Hizo medio centenar de películas y es una de las estrellas del cine de oro mexicano de los años 50. Sin embargo, López Tarso, que sabe algunas cosas sobre la actuación y el talento, insiste que en sus biografías salgan en primer plano sus trabajos en Nazarín,con Luis Buñuel, Tarahumara, de Luis Alcoriza, y La vida inútil de Pito Pérez, con Roberto Gavaldón.

Hace unos días lo hicieron doctor Honoris Causa en la Universidad de Guadalajara, la ciudad donde vio por primera vez una obra de teatro a la edad de ocho años. «Me impactó cómo la gente se olvidó de sí durante dos horas. Pasó el tiempo y reparé muchas veces en ese recuerdo; no supe ni qué actores eran, ni qué obra, ni qué es lo que pasaba, pero lo que allí sucedió cautivó toda mi atención, y eso me maravilló», dijo años después.

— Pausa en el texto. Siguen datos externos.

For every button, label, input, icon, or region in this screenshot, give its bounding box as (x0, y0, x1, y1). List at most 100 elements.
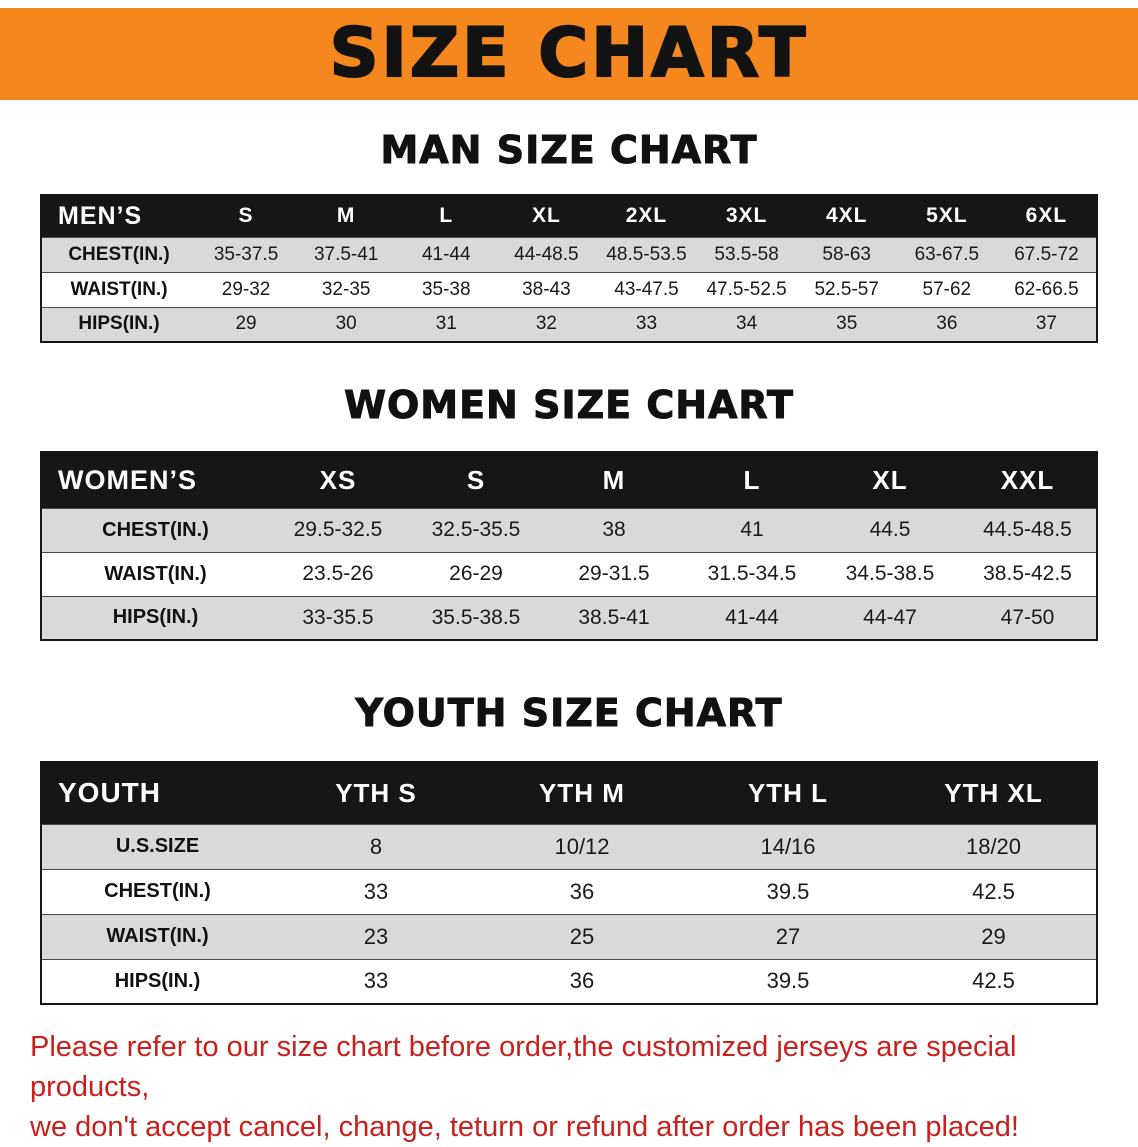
size-column-header: YTH M (479, 762, 685, 824)
youth-table-body: U.S.SIZE 8 10/12 14/16 18/20 CHEST(IN.) 33 36 39… (41, 824, 1097, 1004)
size-value-cell: 39.5 (766, 878, 810, 904)
size-value-cell: 44-47 (863, 605, 917, 629)
size-column-header: S (196, 195, 297, 237)
size-column-header: XXL (959, 452, 1097, 508)
size-value-cell: 31.5-34.5 (707, 562, 797, 585)
size-value-cell: 35-38 (421, 278, 471, 300)
row-label: HIPS(IN.) (114, 969, 201, 992)
table-row: CHEST(IN.) 35-37.5 37.5-41 41-44 44-48.5 48.5… (41, 237, 1097, 272)
size-value-cell: 57-62 (922, 278, 972, 300)
size-value-cell: 63-67.5 (914, 243, 980, 265)
size-column-header: XS (269, 452, 407, 508)
size-value-cell: 47-50 (1000, 605, 1055, 629)
size-value-cell: 33-35.5 (302, 605, 374, 629)
size-value-cell: 33 (363, 878, 389, 904)
size-value-cell: 44.5-48.5 (983, 518, 1072, 541)
row-label: WAIST(IN.) (104, 562, 207, 585)
size-value-cell: 32-35 (321, 278, 371, 300)
table-corner-label: YOUTH (41, 762, 273, 824)
size-column-header: M (545, 452, 683, 508)
table-row: U.S.SIZE 8 10/12 14/16 18/20 (41, 824, 1097, 869)
size-value-cell: 29-31.5 (578, 562, 650, 585)
size-column-header: XL (496, 195, 597, 237)
size-value-cell: 27 (775, 923, 801, 949)
size-value-cell: 29.5-32.5 (293, 518, 383, 541)
table-row: WAIST(IN.) 23.5-26 26-29 29-31.5 31.5-34.5 34… (41, 552, 1097, 596)
table-corner-label: MEN’S (41, 195, 196, 237)
size-column-header: YTH XL (891, 762, 1097, 824)
page-title: SIZE CHART (329, 14, 809, 93)
size-value-cell: 25 (569, 923, 595, 949)
row-label: CHEST(IN.) (68, 243, 170, 265)
size-value-cell: 58-63 (822, 243, 872, 265)
table-row: WAIST(IN.) 29-32 32-35 35-38 38-43 43-47.5 47.… (41, 272, 1097, 307)
size-column-header: M (296, 195, 397, 237)
table-row: HIPS(IN.) 33-35.5 35.5-38.5 38.5-41 41-44 44-… (41, 596, 1097, 640)
row-label: HIPS(IN.) (78, 313, 160, 335)
size-value-cell: 35.5-38.5 (431, 605, 521, 629)
size-column-header: L (396, 195, 497, 237)
size-value-cell: 14/16 (760, 833, 816, 859)
table-row: CHEST(IN.) 29.5-32.5 32.5-35.5 38 41 44.5 44.5… (41, 508, 1097, 552)
youth-table-header: YOUTH YTH S YTH M YTH L YTH XL (41, 762, 1097, 824)
size-value-cell: 44.5 (869, 518, 911, 541)
banner: SIZE CHART (0, 8, 1138, 100)
size-value-cell: 29 (981, 923, 1006, 949)
size-value-cell: 48.5-53.5 (606, 243, 687, 265)
size-value-cell: 38.5-42.5 (983, 562, 1072, 585)
men-table-body: CHEST(IN.) 35-37.5 37.5-41 41-44 44-48.5 48.5… (41, 237, 1097, 342)
size-value-cell: 35 (836, 313, 858, 335)
size-value-cell: 30 (335, 313, 357, 335)
size-value-cell: 42.5 (972, 878, 1015, 904)
women-table-header: WOMEN’S XS S M L XL XXL (41, 452, 1097, 508)
row-label: CHEST(IN.) (102, 518, 209, 541)
size-value-cell: 47.5-52.5 (706, 278, 787, 300)
size-value-cell: 10/12 (554, 833, 610, 859)
size-value-cell: 23.5-26 (302, 562, 374, 585)
size-value-cell: 38.5-41 (578, 605, 650, 629)
size-column-header: 4XL (796, 195, 897, 237)
men-size-section: MAN SIZE CHART MEN’S S M L XL 2XL 3XL 4XL 5XL 6XL… (0, 128, 1138, 343)
size-column-header: 2XL (596, 195, 697, 237)
row-label: WAIST(IN.) (70, 278, 168, 300)
table-row: HIPS(IN.) 33 36 39.5 42.5 (41, 959, 1097, 1004)
size-value-cell: 37 (1035, 313, 1057, 335)
size-value-cell: 42.5 (972, 968, 1015, 994)
size-value-cell: 34 (736, 313, 758, 335)
size-value-cell: 41-44 (421, 243, 471, 265)
table-row: HIPS(IN.) 29 30 31 32 33 34 35 36 37 (41, 307, 1097, 342)
size-value-cell: 38 (602, 518, 626, 541)
size-value-cell: 31 (435, 313, 457, 335)
women-table-body: CHEST(IN.) 29.5-32.5 32.5-35.5 38 41 44.5 44.5… (41, 508, 1097, 640)
size-value-cell: 41 (740, 518, 764, 541)
size-value-cell: 36 (936, 313, 958, 335)
header-row: YOUTH YTH S YTH M YTH L YTH XL (41, 762, 1097, 824)
size-value-cell: 38-43 (522, 278, 571, 300)
size-value-cell: 36 (569, 878, 595, 904)
size-column-header: YTH S (273, 762, 479, 824)
row-label: WAIST(IN.) (106, 925, 209, 947)
table-corner-label: WOMEN’S (41, 452, 269, 508)
women-section-heading: WOMEN SIZE CHART (344, 383, 794, 428)
size-value-cell: 33 (363, 968, 389, 994)
header-row: MEN’S S M L XL 2XL 3XL 4XL 5XL 6XL (41, 195, 1097, 237)
size-column-header: YTH L (685, 762, 891, 824)
size-value-cell: 23 (363, 923, 389, 949)
disclaimer: Please refer to our size chart before or… (0, 1027, 1138, 1147)
size-value-cell: 53.5-58 (714, 243, 779, 265)
size-value-cell: 29-32 (221, 278, 271, 300)
size-value-cell: 33 (635, 313, 658, 335)
men-size-table: MEN’S S M L XL 2XL 3XL 4XL 5XL 6XL CHEST(IN.) 35-3… (40, 194, 1098, 343)
size-value-cell: 39.5 (766, 968, 810, 994)
size-column-header: S (407, 452, 545, 508)
youth-size-section: YOUTH SIZE CHART YOUTH YTH S YTH M YTH L YTH… (0, 691, 1138, 1005)
size-value-cell: 35-37.5 (213, 243, 279, 265)
women-size-section: WOMEN SIZE CHART WOMEN’S XS S M L XL XXL CHEST… (0, 383, 1138, 641)
table-row: WAIST(IN.) 23 25 27 29 (41, 914, 1097, 959)
row-label: U.S.SIZE (115, 835, 200, 857)
row-label: CHEST(IN.) (104, 880, 211, 902)
youth-size-table: YOUTH YTH S YTH M YTH L YTH XL U.S.SIZE 8 10/1… (40, 761, 1098, 1005)
size-value-cell: 62-66.5 (1014, 278, 1079, 300)
disclaimer-line-1: Please refer to our size chart before or… (30, 1031, 1017, 1104)
men-table-header: MEN’S S M L XL 2XL 3XL 4XL 5XL 6XL (41, 195, 1097, 237)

López Tarso estuvo a punto de ser cura sin vocación y militar por obligación. Fue vendedor de tela y luego se fue a Estados Unidos con unos amigos a recoger frutas para regresar con un poco de dinero. Volvió con una lesión en la columna y la decisión de hacerse actor a pesar de que su padre le había advertido de que dedicarse al teatro y casarse serían sus dos graves errores.

Quiere que lo recuerden sin lástima, sin rencor y sin tristeza y que se le valore por el arte que ha realizado.

Es un hombre que se conoce. Se lo dijo a la periodista Consuelo Medrano: «Cada edad tiene sus derechos, pero nunca es tarde para amar, para encontrar su nueva oportunidad. Así es la vida, hay que buscar para encontrar la felicidad. Yo me siento feliz de realizar tantas obras bellas. A veces pienso que soy teatro».

MIÉRCOLES

Sábanas y tumbas

El poeta colombiano Harold Alvarado Tenorio (Buga, 1945) pertenece a un grupo de escritores que se conoce como la generación desencantada. Él, un lobo solitario que abandonó el Valle del Cauca y vive ahora bajo el solazo de Cartagena de Indias, es el más desencantado de todos. De todos los colombianos.

Su poesía se parece al hombre o al revés, pero se roban, se hacen emboscadas y amanecen fajados por el protagonismo en los espacios culturales de su país.

La competencia es leal ya que los contendientes tienen el poder de una esencia común. El desafío es beneficioso para Colombia y para el idioma español porque con cada línea de verso Alvarado le da más vigor, claridad y pureza a una obra que le deja las complicaciones y el misterio a los mensajes internos y se presenta a los lectores disfrazada con una indumentaria elemental. Y, a la vez, el escritor se empeña en ser implacable en sus críticas y en transferir la virtud del cuchillo de monte a las palabras mientras espera que los suecos convoquen un premio Nobel para la diatriba.

«Yo cultivo mi poesía, mi conciencia replicante y mis enemigos», le dijo a Víctor Bravo hace poco en Caracas. Y agregó: «Me he dedicado a combatir aquéllos que usan del dinero público para darse lustre, para pasarlo bomba, con el cuento de que son poetas, grandes narradores y en verdad son grandes avivatos».

Ése es el Alvarado más espectacular y publicitado en su país, un tipo que recorre la actualidad literaria con un patíbulo en el maletero de su carro para que no se salve ninguno de los escritores, editores y críticos que dormitan en sus infinitas listas negras.

El autor de Espejos de máscaras y Los goces del cuerpo recibe también una andanada diaria de ataques y reconvenciones, pero ni las víctimas de su prosa de poeta recargada con dinamita, ni otros observadores neutrales de esas escaramuzas verbales niegan que el enorme señor de Buga es un ensayista brillante, un traductor de primera y un periodista polémico, culto, agudo y valiente.

Su poesía, identificada por su angustia por la fugacidad del tiempo y por la sorprendente levedad del placer, tiene una fuente directa en Jorge Luis Borges, la poesía china y en la generación española de los 50, con preferencia por Jaime Gil de Biedma, aunque nunca deja de mencionar a Caballero Bonald, Ángel González y Francisco Brines.

Lo recuerdo ahora, en su casa de Cartagena, independiente y solitario, frente al ordenador en el que tiene su redacción la famosa revista de poesía Arquitrave, fundada en el año 2000 y que tiene ya 51 ediciones de papel y 53 digitales.

No conozco los horarios de Alvarado para sus guerras despiadadas y los artículos que levanta con tinta y alcayatas. Sospecho que para escribir versos no tiene que ir al teclado porque dijo una vez que, sin la poesía, ya se hubiera dado un tiro en la cabeza. Me gusta compartir con los lectores de EL MUNDO lo que piensa el poeta de su salvadora: «Tú, la detestada, la leprosa, la purulenta,/ eres la mejor de las hembras/ y la mejor madre/ la mejor esposa/ la mejor hermana/ y la más larga y gozosa de las noches».